Can Am now offers a factory 800 Mud Machine. It comes with 30" Gorilla Tires, ITP SS112 rims, Factory snorkels, and a front rack mounted radiator. It also has a beefed up clutch and stronger axles. Of course a 4000# winch is standard. Expect to pay over $13k for such a machine but it's probably cheaper than buying an 800XT and setting it up yourself. I would not buy a used model of this version because you can probably assume with confidence that it has seen some abuse. Nobody buys that version without using it for what it was intended for. They look sweet though!!


----------



## sslopok

If you are looking for a utility quad take a look at the polaris sportsman x2. It is a 2 up quad that has a dump bed. They are a little wider and heavier than regular 2 ups but you can haul 400 lbs in the box with them. I love mine. The only prob I have had with mine is the control module went out on it. I think they redesigned that part though. I love the turf mode. Never tears up my yard. I also use it to snow plow with and it doesn't even break a sweat.


----------



## pikeman1

The 650 is a nice machine, nothing to worry about. Some people say they have a week frame and I beg to differ. Its a utility quad, not made for jumping but most people do and thats where they have the problems. I had mine for a couple of years and no problems, and no skids on it to protect the frame. I use it for plowing, icefishing, and trail riding. Mine is the 07 500 max. Buy it, take care of it and it will last you forever.


----------



## sslopok

Pikeman, is that a cycle country plow? Looks just like mine but yellow. Did you just paint it? Anyway nice rig.
_Posted via Mobile Device_


----------



## MUDDY4LIFE

ICEGUY said:


> Hello, I just bought a new 2011 CAN-AM Outlander 800 MAX XTP!! It is awesome. Where ever I go I get head turns and comments. Even from the DNR saying right now it is the top of the line! seeya - steve


Nice comments until you get to the part that even the DNR are saying its the ''top of the line'' ATV. DNR don't know squat about what ATV is ''top of the line'' they make their ATV purchases based on who gives them the best BID. DNR is NOT an authority on make/models of ATV's. 
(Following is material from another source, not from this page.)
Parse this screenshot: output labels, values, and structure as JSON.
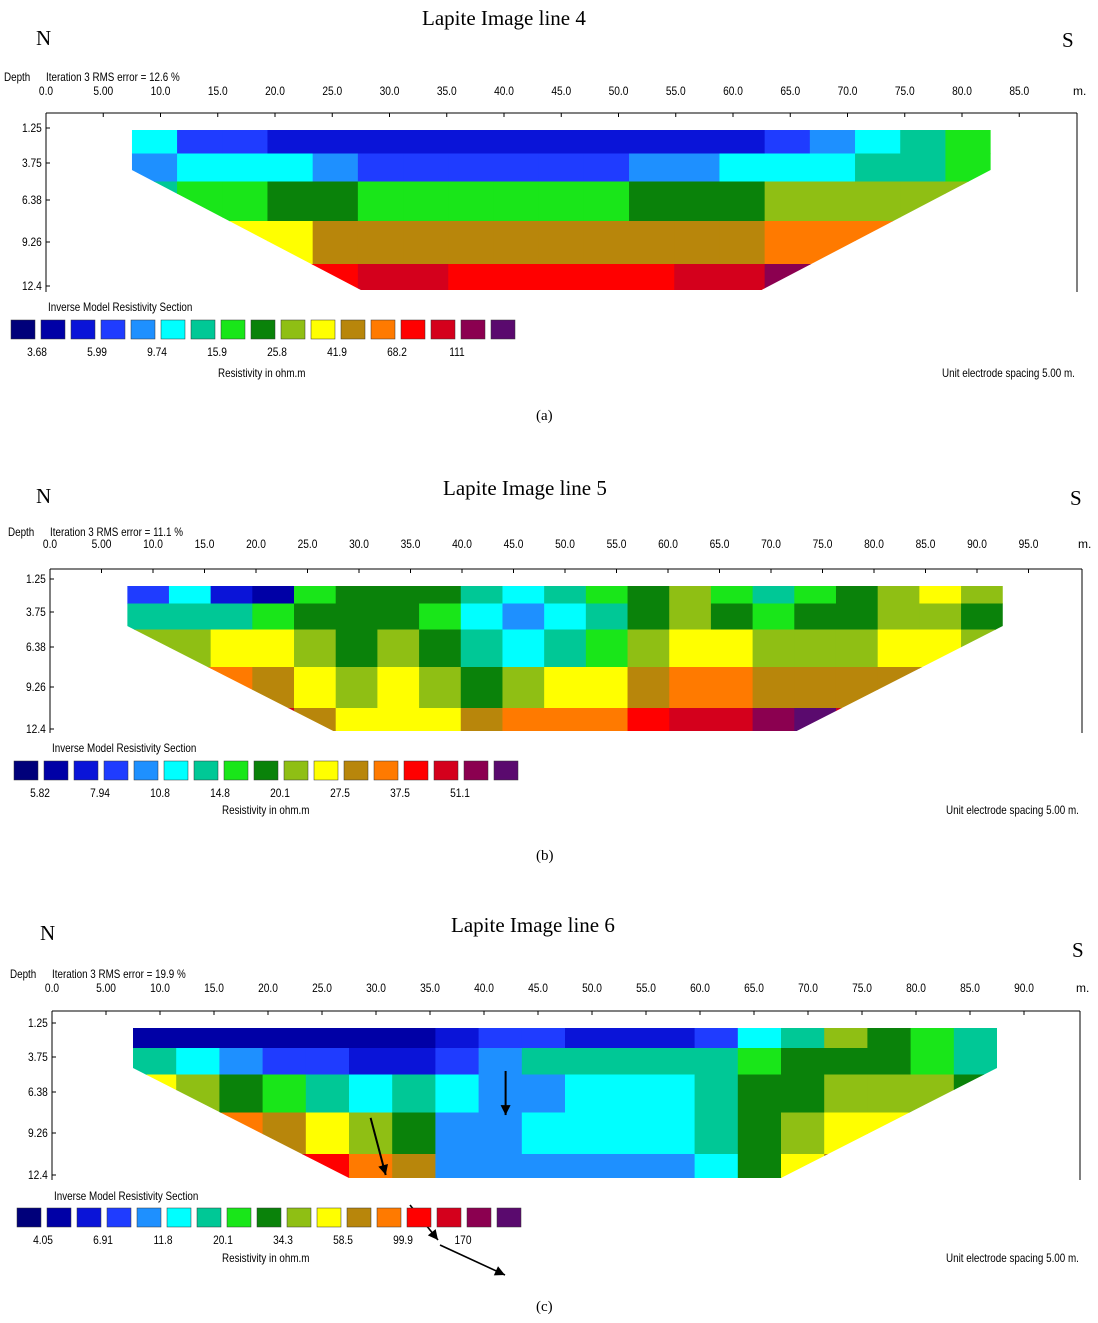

Non the less, I own the 800cc MAX and have ridden or owned every major brand ATV on the planet since 1983, and I have to agree, the Can Am is my favorite too.


----------



## pikeman1

Has a sticker on it that says county plow. Got it free when I bought the 4 wheeler and it came yellow.


----------



## sslopok

Yup that is the same one I have. Best plow out there.
_Posted via Mobile Device_


----------



## MIoutdoorsjunkie

Thanks Guys... appreciate all the advice and opinions. When the weather gest better (Summer) I am going to head out and test ride a few of these machines. Hopefully I will have something new in my garage come early fall. we will see. Again, I appreciate all the tips, comments and advice. 

Thanks
Jeff


----------



## Edward413

Bought new 2013 650 outlander max xt still have it no problems best bike For ride and reliability Ever had.


----------